The meaning is that it's the saddest of all Greek goddesses, so little is known about her except that she was so miserable, but what a great lady." The song reached an entirely new audience when post-punkers Lydia Lunch and Roland S. The Last of the Secret Agents Lyrics by Nancy Sinatra from the How Does That Grab You album - including song video, artist biography, translations and.

the last of the secret agents

So bless her heart, she deserves some notoriety, so I'll put her in a song. There was only about seven lines about Phaedra - she had a sad middle, a sad end, and by the time she was 17 she was gone, she was a sad-assed broad. The reclusive Hazlewood actually commented at some length on his song in Record Collector in 2000, noting, "What started me is that every night I read to my children the Greek mythology stories, I thought they were a lot better than all those fairy tales that came from Germany that had killings and knifings. You get the sense you're watching part of a mythic drama for which the context hasn't been given, particularly when Hazlewood and Sinatra start to rapidly alternate not just verses, but lines that quote from their respective parts of the songs, during the extended fadeout.
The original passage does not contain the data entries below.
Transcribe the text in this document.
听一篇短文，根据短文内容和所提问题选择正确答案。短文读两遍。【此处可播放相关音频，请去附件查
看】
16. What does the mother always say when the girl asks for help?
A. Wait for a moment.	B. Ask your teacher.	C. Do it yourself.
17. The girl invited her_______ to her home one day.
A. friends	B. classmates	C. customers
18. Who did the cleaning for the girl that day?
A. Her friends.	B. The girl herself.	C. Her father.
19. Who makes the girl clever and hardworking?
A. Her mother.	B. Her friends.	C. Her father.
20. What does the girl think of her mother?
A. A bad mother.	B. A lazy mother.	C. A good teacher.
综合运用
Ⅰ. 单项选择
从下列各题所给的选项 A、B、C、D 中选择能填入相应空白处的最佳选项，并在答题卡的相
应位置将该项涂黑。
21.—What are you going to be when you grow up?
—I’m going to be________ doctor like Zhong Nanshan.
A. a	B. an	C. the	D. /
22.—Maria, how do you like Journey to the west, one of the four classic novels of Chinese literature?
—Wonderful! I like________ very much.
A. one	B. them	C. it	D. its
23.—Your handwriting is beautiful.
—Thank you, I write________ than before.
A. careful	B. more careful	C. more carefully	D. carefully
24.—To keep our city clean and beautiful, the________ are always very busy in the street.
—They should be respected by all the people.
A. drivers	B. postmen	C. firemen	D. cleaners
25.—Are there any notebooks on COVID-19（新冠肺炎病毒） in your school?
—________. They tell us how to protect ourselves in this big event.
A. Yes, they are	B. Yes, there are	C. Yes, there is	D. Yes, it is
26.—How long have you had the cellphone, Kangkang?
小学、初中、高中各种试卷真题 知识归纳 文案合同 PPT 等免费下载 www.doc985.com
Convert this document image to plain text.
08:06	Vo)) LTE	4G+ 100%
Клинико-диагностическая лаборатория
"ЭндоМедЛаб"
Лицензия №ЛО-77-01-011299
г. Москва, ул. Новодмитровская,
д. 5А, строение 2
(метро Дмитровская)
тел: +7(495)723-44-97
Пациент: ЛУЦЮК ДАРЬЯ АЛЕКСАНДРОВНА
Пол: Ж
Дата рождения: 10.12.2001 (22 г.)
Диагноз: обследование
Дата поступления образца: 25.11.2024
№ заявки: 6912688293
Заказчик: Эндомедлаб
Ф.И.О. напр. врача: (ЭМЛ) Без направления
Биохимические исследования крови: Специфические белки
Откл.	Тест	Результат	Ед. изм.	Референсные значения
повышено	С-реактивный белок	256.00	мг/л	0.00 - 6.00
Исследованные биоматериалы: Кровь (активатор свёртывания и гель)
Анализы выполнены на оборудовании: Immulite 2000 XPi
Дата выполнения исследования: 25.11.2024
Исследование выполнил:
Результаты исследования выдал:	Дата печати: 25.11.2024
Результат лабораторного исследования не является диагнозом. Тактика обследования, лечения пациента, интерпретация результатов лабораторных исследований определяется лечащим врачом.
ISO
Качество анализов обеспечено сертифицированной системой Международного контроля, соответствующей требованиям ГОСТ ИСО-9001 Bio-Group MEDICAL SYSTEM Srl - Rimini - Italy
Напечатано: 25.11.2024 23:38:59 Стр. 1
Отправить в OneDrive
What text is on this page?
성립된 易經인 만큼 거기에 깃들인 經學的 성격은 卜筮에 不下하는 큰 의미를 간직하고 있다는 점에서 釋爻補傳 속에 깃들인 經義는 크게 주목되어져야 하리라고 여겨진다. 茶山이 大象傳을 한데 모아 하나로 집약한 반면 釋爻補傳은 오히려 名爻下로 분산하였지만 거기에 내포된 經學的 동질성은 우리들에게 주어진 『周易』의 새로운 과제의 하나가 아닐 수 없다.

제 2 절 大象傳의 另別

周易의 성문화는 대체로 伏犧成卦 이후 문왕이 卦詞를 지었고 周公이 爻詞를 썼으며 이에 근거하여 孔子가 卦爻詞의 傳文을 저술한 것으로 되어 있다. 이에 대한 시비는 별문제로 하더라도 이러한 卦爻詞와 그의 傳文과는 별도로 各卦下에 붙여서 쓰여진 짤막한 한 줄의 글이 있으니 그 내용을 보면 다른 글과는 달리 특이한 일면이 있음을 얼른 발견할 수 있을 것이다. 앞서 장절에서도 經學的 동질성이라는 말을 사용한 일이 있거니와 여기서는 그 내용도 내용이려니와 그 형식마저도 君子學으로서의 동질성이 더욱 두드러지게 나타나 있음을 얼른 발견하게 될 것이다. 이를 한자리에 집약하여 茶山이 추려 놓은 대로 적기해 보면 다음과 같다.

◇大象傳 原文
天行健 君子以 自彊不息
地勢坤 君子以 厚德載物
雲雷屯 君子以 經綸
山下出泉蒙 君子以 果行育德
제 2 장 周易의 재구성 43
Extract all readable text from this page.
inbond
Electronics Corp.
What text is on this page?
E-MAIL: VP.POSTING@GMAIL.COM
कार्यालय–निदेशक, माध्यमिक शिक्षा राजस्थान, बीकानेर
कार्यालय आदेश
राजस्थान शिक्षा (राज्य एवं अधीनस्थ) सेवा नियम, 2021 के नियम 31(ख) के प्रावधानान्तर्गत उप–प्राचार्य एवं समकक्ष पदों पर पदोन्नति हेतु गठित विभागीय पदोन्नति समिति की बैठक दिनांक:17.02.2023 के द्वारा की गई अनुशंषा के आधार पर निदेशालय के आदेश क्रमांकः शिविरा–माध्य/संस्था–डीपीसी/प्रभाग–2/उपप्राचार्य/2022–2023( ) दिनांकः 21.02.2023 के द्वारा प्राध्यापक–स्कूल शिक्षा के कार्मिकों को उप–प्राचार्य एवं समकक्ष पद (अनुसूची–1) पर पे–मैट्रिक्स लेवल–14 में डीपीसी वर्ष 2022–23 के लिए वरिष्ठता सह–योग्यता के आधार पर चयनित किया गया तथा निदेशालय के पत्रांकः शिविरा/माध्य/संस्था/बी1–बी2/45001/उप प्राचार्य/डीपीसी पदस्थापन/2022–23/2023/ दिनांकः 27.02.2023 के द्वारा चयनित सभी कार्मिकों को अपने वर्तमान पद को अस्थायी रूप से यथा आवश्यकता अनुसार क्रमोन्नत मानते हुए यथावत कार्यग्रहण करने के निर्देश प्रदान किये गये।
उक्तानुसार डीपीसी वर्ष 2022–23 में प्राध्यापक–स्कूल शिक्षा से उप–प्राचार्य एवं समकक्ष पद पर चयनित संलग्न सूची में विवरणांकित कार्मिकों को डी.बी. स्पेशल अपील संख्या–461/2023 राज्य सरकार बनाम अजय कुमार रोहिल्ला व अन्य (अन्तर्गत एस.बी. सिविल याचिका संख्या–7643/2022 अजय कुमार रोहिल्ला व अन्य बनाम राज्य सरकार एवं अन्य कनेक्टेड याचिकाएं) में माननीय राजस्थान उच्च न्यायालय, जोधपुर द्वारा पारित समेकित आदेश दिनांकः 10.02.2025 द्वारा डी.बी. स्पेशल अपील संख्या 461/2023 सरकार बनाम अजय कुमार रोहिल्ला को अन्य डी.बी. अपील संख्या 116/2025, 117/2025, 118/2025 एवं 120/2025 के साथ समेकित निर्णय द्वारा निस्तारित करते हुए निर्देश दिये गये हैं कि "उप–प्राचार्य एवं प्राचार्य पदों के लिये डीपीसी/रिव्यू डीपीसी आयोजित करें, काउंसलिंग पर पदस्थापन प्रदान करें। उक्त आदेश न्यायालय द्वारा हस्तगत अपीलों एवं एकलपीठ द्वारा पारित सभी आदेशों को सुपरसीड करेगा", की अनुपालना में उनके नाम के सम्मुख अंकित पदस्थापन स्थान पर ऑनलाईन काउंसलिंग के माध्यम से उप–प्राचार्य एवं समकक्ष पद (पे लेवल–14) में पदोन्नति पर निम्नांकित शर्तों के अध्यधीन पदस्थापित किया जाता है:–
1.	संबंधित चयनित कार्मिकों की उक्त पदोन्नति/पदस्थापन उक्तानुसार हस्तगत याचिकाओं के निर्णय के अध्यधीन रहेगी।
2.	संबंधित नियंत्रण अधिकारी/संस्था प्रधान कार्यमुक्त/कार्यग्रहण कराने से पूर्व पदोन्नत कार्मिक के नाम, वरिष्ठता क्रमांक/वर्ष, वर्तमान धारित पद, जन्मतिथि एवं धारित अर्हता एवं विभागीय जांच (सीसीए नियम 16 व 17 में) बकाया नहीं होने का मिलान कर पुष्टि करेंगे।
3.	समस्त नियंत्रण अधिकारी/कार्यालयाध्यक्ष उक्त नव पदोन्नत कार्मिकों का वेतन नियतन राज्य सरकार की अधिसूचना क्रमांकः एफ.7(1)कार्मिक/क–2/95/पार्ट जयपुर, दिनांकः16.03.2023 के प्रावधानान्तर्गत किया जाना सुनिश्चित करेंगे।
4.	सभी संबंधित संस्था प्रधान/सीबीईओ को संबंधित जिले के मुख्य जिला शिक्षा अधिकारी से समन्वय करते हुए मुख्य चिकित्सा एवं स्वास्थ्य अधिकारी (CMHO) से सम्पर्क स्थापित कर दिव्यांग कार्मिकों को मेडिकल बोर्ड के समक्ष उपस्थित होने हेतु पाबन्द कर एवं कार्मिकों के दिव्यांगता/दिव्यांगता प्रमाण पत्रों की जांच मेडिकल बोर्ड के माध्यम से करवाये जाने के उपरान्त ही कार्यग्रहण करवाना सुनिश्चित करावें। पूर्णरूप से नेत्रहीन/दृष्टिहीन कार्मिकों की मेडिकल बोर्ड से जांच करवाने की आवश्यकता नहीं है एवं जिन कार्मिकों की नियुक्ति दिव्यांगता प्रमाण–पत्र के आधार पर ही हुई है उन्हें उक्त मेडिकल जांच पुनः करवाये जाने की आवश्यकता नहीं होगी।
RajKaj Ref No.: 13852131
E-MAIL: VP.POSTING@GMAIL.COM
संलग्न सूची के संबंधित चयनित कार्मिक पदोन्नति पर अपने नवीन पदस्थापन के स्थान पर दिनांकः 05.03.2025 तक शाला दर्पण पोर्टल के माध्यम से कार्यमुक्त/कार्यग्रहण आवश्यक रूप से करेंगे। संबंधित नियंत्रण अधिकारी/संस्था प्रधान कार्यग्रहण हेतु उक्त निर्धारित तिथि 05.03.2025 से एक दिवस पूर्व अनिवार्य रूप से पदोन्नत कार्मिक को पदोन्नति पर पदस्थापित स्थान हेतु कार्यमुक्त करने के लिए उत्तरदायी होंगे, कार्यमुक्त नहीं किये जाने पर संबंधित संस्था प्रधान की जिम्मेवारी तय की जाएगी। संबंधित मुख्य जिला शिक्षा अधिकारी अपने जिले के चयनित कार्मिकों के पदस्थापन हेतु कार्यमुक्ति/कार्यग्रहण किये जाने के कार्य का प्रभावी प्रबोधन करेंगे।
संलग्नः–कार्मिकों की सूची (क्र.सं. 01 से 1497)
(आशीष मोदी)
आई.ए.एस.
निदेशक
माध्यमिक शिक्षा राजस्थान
Sinatra then re-enters with her part of the see-saw, and yields again to Hazlewood's verse. She, in turn, shoots the man dead, and then knocks on a nearby manhole cover, which. The film itself opens in Cannes, France, at the height of spy season, where a man in trench coat clandestinely passes on a secret note to a beautiful woman in green pumps. It's melancholy flower-power (and actually about flowers), sung childishly by Sinatra against a gorgeous melody, ending with the weird lyric "Phaedra is my name." That's the cue for Hazlewood to re-enter with his far more downbeat, threatening verse, promising to tell about Phaedra and how she gave him life. O ur retro-spy retrospective opens with perhaps the oddest of oddball spies of all time. Suddenly the tempo changes to a merry bounce, and Nancy Sinatra begins singing a verse which is not just an entirely different part of the song, but sounds like an entirely different song altogether. Angelic, yet still ominous, background voices croon mournfully and add to the sense of a romantic melodrama in which the script has somehow soured or been discarded. Marty and Steve, American tourists in France, are given a multipurpose umbrella and pitted against an international band of art thieves. The song's composer, Lee Hazlewood, then enters with his trademark gravel-growl of a voice, promising to open up someone's gate one morning when he's straight. After only a few seconds, though, the melody grows ominous, as if a thunderstorm has been sighted over the horizon.

#The last of the secret agents movie#

"Some Velvet Morning" starts with such a lush, sweet sweep of orchestration that you see movie images of cameras panning over empty green hills and cliffs. Even if it wasn't a monster hit, peaking at #26 in 1968, its construction was so odd and its intentions so obscure that it's still being debated decades later. During a time when Britain was divided, unstable, and violent.

the last of the secret agents

#The last of the secret agents series#

"Some Velvet Morning" was one of the oddest hit singles of the 1960s. This series uncovers the secret state that helped keep Queen Elizabeth in power for over 40 years.